For reference, one standard drink in the U.S. contains 14 grams of pure alcohol. That’s 12 ounces of regular beer, 5 ounces of wine, or 1.5 ounces of 80-proof liquor. People often underestimate how much they’re actually consuming, especially with cocktails or high-ABV craft beers.
The Shift From Good to Bad
There’s a point during most drinking sessions where the feeling flips. Early on, the dopamine surge and reduced inhibition create warmth, sociability, and mild euphoria. But as your liver works to break down the alcohol, it produces a toxic byproduct called acetaldehyde. At low levels, acetaldehyde actually contributes to some of the stimulating, reinforcing effects of drinking. At higher levels, though, it drives sedation, impaired movement, and memory problems.
This is why the experience of getting drunk rarely stays pleasant. The first couple of drinks might make you feel sharp and social, but continued drinking pushes you past that window into sluggishness, emotional instability, nausea, and eventually the kind of deep sedation that makes your body feel heavy and your thoughts foggy.
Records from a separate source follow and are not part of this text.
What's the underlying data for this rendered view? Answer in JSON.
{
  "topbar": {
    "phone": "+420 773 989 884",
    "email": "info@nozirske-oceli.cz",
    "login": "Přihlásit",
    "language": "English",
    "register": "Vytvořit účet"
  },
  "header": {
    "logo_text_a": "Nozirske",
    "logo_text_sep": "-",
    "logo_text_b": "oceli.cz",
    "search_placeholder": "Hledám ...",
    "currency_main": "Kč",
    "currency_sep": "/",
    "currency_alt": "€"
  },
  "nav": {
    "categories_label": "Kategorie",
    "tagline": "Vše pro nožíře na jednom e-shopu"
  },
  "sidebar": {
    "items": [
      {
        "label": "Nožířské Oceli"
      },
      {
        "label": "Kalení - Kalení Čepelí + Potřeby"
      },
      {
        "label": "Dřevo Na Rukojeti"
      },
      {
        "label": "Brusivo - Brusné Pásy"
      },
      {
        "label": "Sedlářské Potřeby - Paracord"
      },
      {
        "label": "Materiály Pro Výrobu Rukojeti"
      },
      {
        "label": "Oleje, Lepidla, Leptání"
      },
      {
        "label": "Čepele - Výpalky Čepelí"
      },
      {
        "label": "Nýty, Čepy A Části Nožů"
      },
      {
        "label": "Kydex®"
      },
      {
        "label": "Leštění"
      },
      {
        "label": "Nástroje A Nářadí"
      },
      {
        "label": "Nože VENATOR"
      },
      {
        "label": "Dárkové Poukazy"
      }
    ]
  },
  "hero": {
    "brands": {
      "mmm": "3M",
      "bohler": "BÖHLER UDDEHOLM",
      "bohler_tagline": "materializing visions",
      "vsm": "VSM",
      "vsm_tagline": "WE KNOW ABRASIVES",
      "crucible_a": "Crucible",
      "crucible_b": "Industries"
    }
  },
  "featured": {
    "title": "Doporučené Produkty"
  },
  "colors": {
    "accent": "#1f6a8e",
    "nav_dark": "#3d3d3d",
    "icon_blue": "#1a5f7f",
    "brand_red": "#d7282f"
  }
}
The euphoria has a ceiling. The depressant effects do not.
Signs That Cross Into Dangerous
Being very drunk and having alcohol poisoning are on the same spectrum, but the difference matters. Alcohol poisoning occurs when BAC gets high enough that the brain areas controlling breathing, heart rate, and temperature regulation start shutting down. The warning signs include breathing that slows to fewer than eight breaths per minute, gaps of 10 seconds or more between breaths, inability to wake someone up, seizures, clammy or bluish skin, and vomiting while unconscious.
That last point is especially critical. At very high alcohol levels, the gag reflex stops working. Someone who passes out and vomits can choke without ever waking up. The factors that push someone from “very drunk” into overdose territory vary by individual and include speed of drinking, tolerance, body size, medications, and whether they’ve eaten.